La Terrasse

"La culture est une résistance à la distraction" Pasolini

Danse - Critique

Manta

Manta - Critique sortie Danse
Crédit : Laurent Philippe Légende : Quel corps de femme derrière cet étrange costume ? Celui d’Héla Fattoumi, dans Manta.

Publié le 10 mai 2011 - N° 188

Héla Fattoumi s’est pour la seconde fois illustrée dans un solo remarquable. Elle y réinterroge ses racines, à l’aune d’un questionnement sensible qui touche au cœur.

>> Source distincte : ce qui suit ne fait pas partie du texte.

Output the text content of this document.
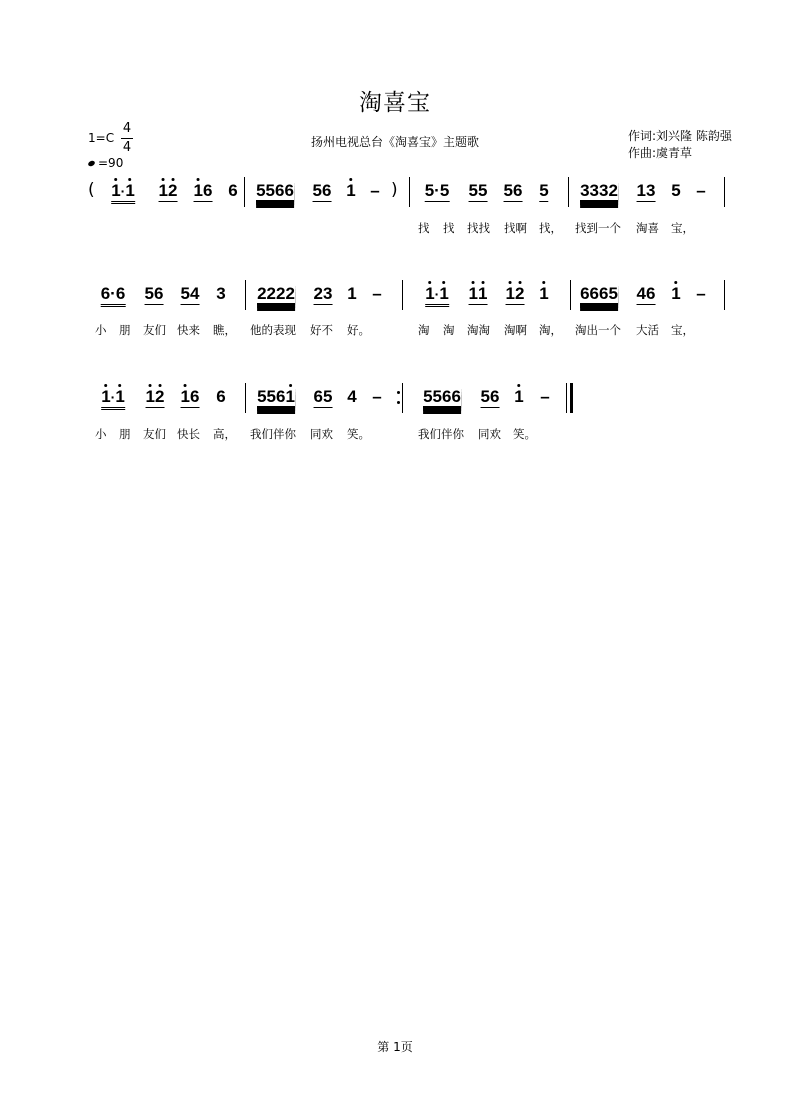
淘喜宝
1=C
4
4
=90
扬州电视总台《淘喜宝》主题歌	作词:刘兴隆 陈韵强
作曲:虞青草
( 1·1 12 16 6 5566 56 1 – ) 5·5 55 56 5 3332 13 5 –
找 找 找找 找啊 找， 找到一个 淘喜 宝，
6·6 56 54 3 2222 23 1 –	1·1 11 12 1 6665 46 1 –
小 朋 友们 快来 瞧， 他的表现 好不 好。	淘 淘 淘淘 淘啊 淘， 淘出一个 大活 宝，
1·1 12 16 6 5561 65 4 – 5566 56 1 –
小 朋 友们 快长 高， 我们伴你 同欢 笑。	我们伴你 同欢 笑。
第 1页
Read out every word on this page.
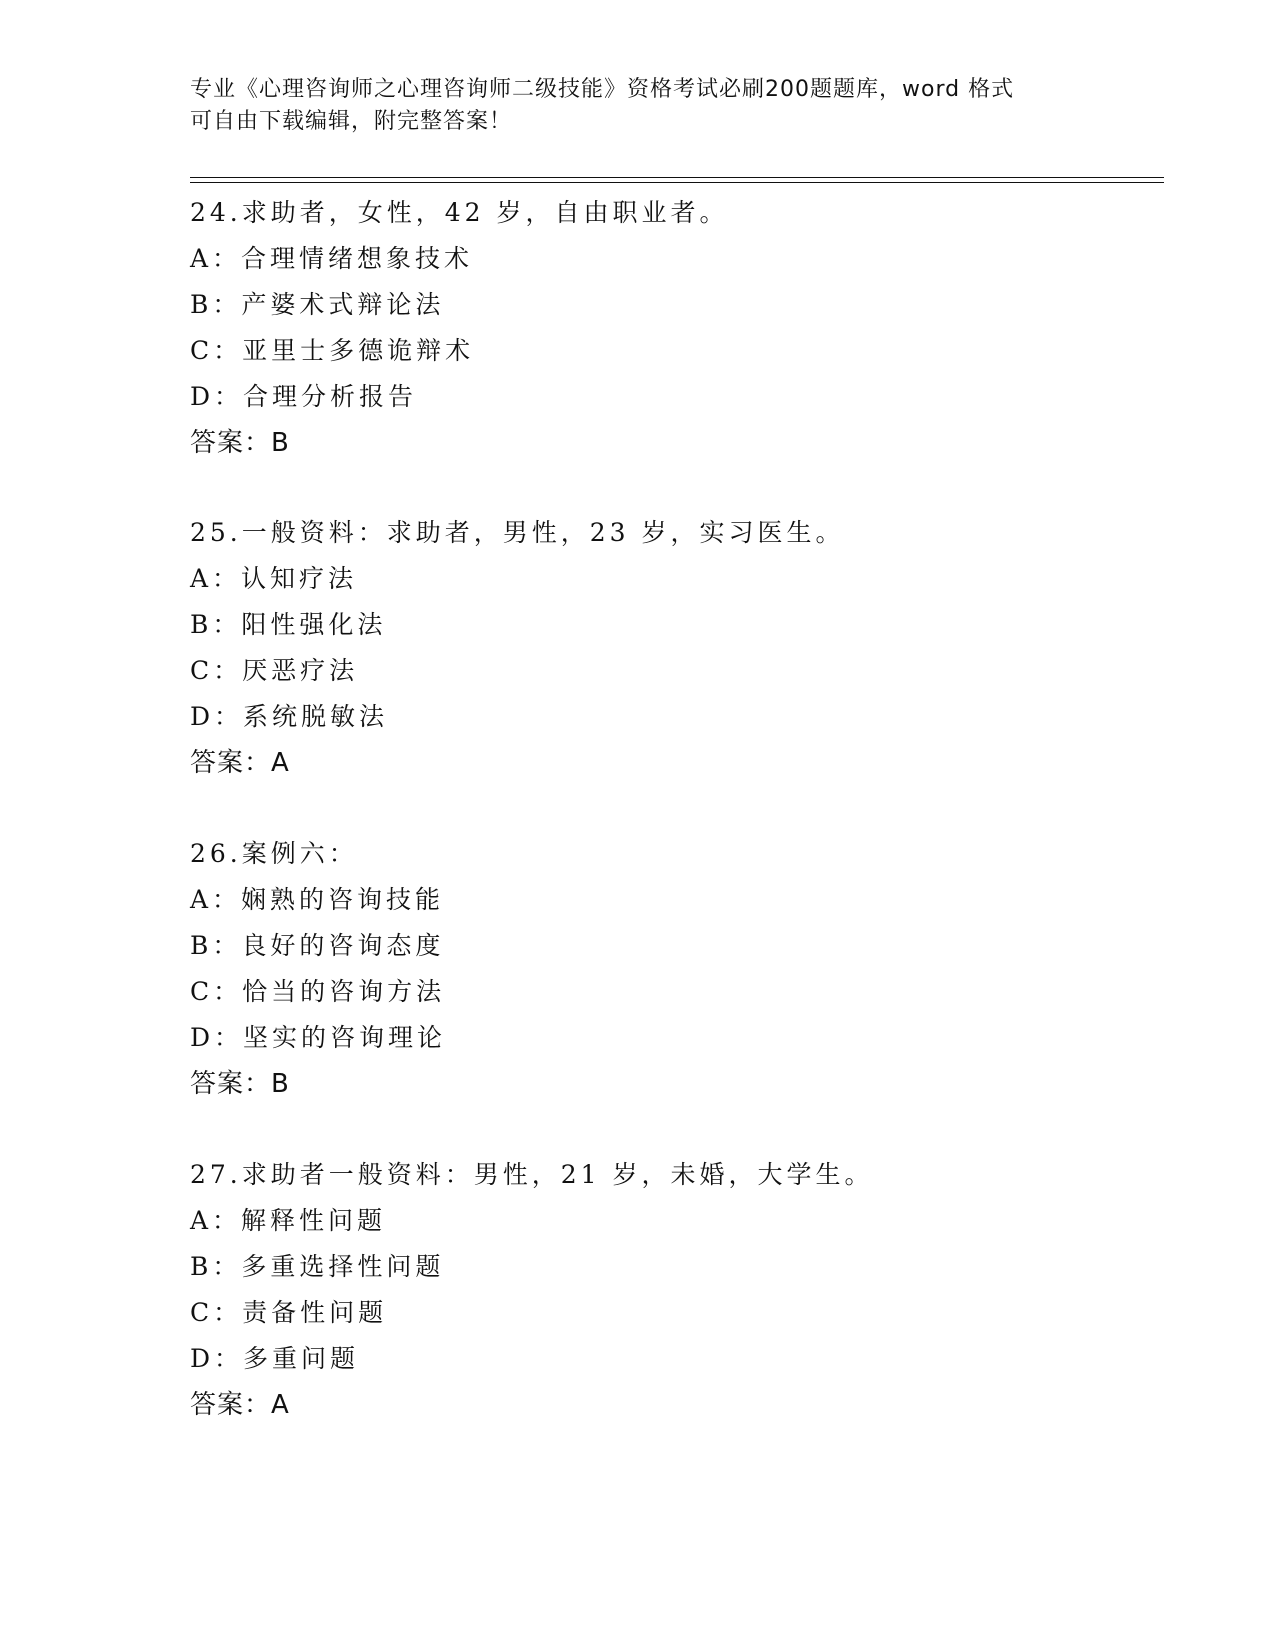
专业《心理咨询师之心理咨询师二级技能》资格考试必刷200题题库，word 格式
可自由下载编辑，附完整答案！
24.求助者，女性，42 岁，自由职业者。
A：合理情绪想象技术
B：产婆术式辩论法
C：亚里士多德诡辩术
D：合理分析报告
答案：B
25.一般资料：求助者，男性，23 岁，实习医生。
A：认知疗法
B：阳性强化法
C：厌恶疗法
D：系统脱敏法
答案：A
26.案例六：
A：娴熟的咨询技能
B：良好的咨询态度
C：恰当的咨询方法
D：坚实的咨询理论
答案：B
27.求助者一般资料：男性，21 岁，未婚，大学生。
A：解释性问题
B：多重选择性问题
C：责备性问题
D：多重问题
答案：A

En 1998, c’était Wasla, où la danseuse explosait intérieurement dans une danse puisée aux sources de son histoire, de ses racines, de son identité de femme issue de l’autre rive de la Méditerranée. Onze ans après, c’est Manta : même envie d’interroger ce qui la fonde en tant que femme née en Tunisie. Que s’est-il passé entre-temps ? Juste un glissement, cristallisé autour du voile, vêtement-symbole à peine perçu par la petite Héla lors de son enfance en Tunisie, qui barre aujourd’hui le visage des femmes de sa propre famille. Ebranlée dans sa chair de femme éprise de liberté, elle a choisi de revêtir le hijab le temps d’un solo. C’était le moment pour elle d’éprouver ce qui se joue dans un corps ainsi entravé, sous la lourdeur du tissu et dans la pesanteur d’une prison subie. Dissimulée sous l’épais voile, elle ose et teste tout : le déhanchement, la sensualité, la transparence.
 
Héla Fattoumi crée images et sens dans son enveloppe
 
Mue par la musique orientale qui évoque la fête, elle s’arrête soudain : dans un silence pesant, apparaît brutalement la force de son regard qui surgit, seul vecteur de son identité. Ses yeux transpercent l’espace comme une lame. Son solo oscille alors entre la recherche d’états de corps induits par le port du hijab, et la mise en scène du tissu comme d’un objet plastique. Elle s’y engouffre pour lui donner forme, lui donner vie, s’inventer une existence, réinterroger sa présence en tant qu’être humain et en tant que femme. Et conclut en convoquant James Brown, la parole d’un homme qui dépeint son monde, « qui ne serait rien, sans une femme ou une fille »…. Un travail de haute volée qui continue encore aujourd’hui de la questionner. Dernièrement, elle créait au Festival Danse d’Ailleurs à Caen une performance intitulée Lost in Burqa, avec la plasticienne marocaine Majida Khattari. Une façon, de nouveau, d’affirmer aux yeux de tous ce qui doit être « soustrait à la vue, ou isolé ».
 
Nathalie Yokel


Manta d’Héla Fattoumi, les 13 et 14 mai à 20h30, à l’Espace 1789, 2/4 rue Alexandre Bachelet, 93400 Saint-Ouen. Tel : 01 40 11 50 23. Spectacle vu au Festival Montpellier Danse.